The NVD backlog is not only a concern for the federal government but also major cybersecurity vendors that rely on its data for vulnerability management. Scott Kuffer, co-founder of Nucleus Security, warns that the backlog could impact the ability of cybersecurity vendors to detect vulnerabilities in their environment, leading to potential security risks.

While some argue that the private sector should take on a larger role in vulnerability reporting and management, others believe that keeping the database under federal control is essential for fostering collaboration and ensuring consistent standards.

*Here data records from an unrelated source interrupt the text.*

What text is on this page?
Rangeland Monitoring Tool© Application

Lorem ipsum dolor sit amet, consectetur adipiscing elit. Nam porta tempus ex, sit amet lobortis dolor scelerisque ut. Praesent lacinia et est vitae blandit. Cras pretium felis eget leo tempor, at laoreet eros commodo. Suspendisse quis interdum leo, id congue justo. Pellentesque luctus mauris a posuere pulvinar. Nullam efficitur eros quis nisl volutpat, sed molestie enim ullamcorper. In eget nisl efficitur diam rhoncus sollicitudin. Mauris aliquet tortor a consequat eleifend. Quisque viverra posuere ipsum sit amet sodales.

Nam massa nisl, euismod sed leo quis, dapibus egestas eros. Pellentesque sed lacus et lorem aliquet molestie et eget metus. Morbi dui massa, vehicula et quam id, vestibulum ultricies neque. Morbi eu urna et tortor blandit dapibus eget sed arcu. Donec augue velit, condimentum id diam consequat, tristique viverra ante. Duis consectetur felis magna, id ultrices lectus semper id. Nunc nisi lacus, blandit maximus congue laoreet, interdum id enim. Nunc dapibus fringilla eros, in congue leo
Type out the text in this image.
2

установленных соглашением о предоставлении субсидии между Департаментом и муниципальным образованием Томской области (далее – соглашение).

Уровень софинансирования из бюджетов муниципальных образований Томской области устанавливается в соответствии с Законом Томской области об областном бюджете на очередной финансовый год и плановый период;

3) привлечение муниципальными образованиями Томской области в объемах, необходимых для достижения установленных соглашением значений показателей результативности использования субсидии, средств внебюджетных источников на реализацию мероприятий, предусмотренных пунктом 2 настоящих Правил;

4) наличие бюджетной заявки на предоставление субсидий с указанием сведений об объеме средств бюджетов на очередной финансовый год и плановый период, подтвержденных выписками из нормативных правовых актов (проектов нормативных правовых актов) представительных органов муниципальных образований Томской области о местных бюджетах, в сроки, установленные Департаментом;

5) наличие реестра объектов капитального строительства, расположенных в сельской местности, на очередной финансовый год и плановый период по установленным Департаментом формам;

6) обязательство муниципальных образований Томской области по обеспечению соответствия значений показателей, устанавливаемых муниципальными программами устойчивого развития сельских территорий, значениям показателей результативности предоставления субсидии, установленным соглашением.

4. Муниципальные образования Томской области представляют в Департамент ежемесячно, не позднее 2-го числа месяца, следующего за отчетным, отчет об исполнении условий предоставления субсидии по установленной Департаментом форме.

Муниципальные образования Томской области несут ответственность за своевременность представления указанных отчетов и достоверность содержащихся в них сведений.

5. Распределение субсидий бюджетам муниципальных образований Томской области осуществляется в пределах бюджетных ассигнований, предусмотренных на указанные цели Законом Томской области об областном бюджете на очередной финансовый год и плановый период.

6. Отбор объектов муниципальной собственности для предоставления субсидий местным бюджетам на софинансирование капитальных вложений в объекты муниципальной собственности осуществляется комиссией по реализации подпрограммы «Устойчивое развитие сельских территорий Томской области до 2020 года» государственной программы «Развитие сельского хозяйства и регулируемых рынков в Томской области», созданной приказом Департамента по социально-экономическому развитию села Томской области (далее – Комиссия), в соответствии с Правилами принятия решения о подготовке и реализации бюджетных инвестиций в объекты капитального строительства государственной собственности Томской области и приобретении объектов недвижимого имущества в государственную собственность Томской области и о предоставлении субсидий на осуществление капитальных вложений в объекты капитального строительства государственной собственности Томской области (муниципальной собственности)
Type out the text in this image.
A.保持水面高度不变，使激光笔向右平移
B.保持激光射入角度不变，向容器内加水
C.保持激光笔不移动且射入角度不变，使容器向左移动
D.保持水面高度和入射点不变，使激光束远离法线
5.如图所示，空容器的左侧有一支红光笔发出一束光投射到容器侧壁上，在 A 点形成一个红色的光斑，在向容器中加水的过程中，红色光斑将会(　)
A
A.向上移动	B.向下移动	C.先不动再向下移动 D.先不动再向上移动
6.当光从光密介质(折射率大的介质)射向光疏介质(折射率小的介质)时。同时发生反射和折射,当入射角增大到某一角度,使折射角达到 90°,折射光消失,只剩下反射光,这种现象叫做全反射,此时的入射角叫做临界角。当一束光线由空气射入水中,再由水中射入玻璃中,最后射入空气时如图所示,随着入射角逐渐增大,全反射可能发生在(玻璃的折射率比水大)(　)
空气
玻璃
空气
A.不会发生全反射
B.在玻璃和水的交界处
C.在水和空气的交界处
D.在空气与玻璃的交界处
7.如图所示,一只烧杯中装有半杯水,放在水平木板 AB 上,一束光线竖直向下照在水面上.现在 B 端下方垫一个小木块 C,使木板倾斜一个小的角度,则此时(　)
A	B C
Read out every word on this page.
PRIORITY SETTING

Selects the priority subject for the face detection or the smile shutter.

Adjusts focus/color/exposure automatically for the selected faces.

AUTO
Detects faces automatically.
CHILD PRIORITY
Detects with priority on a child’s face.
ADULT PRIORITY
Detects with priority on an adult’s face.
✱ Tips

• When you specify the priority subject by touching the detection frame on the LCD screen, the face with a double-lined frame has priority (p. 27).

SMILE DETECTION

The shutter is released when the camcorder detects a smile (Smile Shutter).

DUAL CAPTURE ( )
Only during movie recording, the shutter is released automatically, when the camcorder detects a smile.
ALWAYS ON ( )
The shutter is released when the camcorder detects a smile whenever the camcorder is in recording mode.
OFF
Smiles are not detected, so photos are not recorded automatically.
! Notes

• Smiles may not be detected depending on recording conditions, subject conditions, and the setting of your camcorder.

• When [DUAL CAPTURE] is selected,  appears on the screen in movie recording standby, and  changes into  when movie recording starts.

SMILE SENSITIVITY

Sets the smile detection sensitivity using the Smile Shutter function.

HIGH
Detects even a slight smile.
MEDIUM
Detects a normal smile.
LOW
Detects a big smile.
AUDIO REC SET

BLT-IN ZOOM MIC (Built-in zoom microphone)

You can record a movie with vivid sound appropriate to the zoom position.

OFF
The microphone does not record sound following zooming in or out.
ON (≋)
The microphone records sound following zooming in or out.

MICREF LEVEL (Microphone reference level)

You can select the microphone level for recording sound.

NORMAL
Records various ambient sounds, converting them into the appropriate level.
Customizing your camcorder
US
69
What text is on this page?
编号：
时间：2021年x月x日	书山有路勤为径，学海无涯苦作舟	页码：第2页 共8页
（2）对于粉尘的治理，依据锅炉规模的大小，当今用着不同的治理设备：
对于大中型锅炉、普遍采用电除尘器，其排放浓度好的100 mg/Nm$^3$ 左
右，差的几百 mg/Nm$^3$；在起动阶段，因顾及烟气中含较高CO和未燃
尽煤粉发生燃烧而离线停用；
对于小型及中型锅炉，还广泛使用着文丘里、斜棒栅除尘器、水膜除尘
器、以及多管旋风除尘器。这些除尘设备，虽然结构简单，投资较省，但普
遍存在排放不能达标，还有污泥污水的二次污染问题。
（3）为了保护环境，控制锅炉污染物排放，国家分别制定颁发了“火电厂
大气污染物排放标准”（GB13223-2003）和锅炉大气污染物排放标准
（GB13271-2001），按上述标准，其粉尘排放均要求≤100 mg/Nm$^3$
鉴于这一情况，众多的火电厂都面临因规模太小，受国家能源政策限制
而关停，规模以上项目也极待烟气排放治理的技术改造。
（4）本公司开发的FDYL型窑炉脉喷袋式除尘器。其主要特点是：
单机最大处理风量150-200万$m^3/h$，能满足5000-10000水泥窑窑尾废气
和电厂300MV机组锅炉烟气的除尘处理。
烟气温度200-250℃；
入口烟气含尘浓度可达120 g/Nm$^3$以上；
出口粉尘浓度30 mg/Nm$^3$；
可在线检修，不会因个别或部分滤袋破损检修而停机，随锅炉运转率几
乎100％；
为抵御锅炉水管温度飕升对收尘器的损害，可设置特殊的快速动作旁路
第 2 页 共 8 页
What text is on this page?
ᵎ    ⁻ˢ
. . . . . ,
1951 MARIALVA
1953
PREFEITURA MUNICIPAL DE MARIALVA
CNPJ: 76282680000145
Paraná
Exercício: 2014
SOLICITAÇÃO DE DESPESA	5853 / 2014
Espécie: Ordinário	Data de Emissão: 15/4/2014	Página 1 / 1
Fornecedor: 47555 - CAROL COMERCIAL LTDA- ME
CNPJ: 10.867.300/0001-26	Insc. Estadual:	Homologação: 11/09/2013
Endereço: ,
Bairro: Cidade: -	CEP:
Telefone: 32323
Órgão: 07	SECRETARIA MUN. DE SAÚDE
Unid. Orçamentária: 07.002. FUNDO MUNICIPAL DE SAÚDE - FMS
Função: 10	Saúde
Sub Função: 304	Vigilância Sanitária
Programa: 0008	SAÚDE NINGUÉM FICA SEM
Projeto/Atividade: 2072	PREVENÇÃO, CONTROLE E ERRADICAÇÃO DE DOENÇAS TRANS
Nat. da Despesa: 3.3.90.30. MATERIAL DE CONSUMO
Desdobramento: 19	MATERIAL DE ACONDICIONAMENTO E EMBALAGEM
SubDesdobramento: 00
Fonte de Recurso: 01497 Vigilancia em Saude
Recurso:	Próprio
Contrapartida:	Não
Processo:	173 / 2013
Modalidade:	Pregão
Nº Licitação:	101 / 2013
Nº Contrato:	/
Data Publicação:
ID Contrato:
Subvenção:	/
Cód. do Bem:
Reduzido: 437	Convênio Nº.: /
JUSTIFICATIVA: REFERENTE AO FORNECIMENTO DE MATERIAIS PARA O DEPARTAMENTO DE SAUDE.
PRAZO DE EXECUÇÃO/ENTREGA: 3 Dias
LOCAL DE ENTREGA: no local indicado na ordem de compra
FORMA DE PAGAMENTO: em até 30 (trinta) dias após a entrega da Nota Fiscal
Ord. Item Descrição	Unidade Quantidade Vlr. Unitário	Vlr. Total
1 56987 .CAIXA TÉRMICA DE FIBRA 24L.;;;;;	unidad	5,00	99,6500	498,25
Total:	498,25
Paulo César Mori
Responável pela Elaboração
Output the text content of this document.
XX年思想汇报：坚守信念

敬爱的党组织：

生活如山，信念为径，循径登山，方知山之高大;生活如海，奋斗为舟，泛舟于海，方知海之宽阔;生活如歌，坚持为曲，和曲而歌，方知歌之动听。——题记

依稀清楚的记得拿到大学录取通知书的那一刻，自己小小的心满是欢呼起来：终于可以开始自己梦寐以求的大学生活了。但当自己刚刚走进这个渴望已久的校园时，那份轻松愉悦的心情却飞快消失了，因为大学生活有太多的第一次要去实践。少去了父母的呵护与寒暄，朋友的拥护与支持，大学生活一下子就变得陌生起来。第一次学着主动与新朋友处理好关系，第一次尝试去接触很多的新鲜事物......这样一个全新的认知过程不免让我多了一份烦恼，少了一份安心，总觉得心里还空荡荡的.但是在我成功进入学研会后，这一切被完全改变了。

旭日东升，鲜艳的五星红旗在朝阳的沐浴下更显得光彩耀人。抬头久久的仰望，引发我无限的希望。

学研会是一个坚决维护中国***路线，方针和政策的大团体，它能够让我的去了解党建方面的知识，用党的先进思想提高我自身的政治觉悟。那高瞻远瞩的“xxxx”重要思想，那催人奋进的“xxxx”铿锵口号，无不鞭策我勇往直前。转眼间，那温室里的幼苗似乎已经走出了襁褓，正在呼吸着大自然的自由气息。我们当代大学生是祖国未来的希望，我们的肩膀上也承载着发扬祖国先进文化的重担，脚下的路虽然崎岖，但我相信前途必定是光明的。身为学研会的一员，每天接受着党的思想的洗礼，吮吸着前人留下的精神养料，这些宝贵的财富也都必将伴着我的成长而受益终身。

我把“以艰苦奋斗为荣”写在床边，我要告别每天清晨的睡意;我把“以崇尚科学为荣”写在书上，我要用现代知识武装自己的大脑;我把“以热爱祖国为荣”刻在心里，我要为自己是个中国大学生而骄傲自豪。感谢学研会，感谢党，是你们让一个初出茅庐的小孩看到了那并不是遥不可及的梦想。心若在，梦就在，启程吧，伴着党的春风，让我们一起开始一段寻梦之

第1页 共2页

The NVD relies on third-party security researchers and vendors to assign risk attributes to CVEs, but the lack of timely and consistent data poses challenges for organizations trying to prioritize their patching efforts.

Industry professionals, including Kaylin Trychon of Chainguard, have called on Congress to investigate the challenges facing the NVD and allocate additional resources to enhance its operations. Trychon believes that privatizing the NVD could lead to confusion and potential security incidents, emphasizing the importance of treating the database as critical infrastructure.

Experts agree that automated processes could help improve the quality and timeliness of NVD data, but organizations will still need to make informed decisions about which vulnerabilities to patch first. Ensuring the NVD’s data is consistent and up-to-date is crucial for organizations to prioritize their security efforts effectively and protect against potential cyber threats.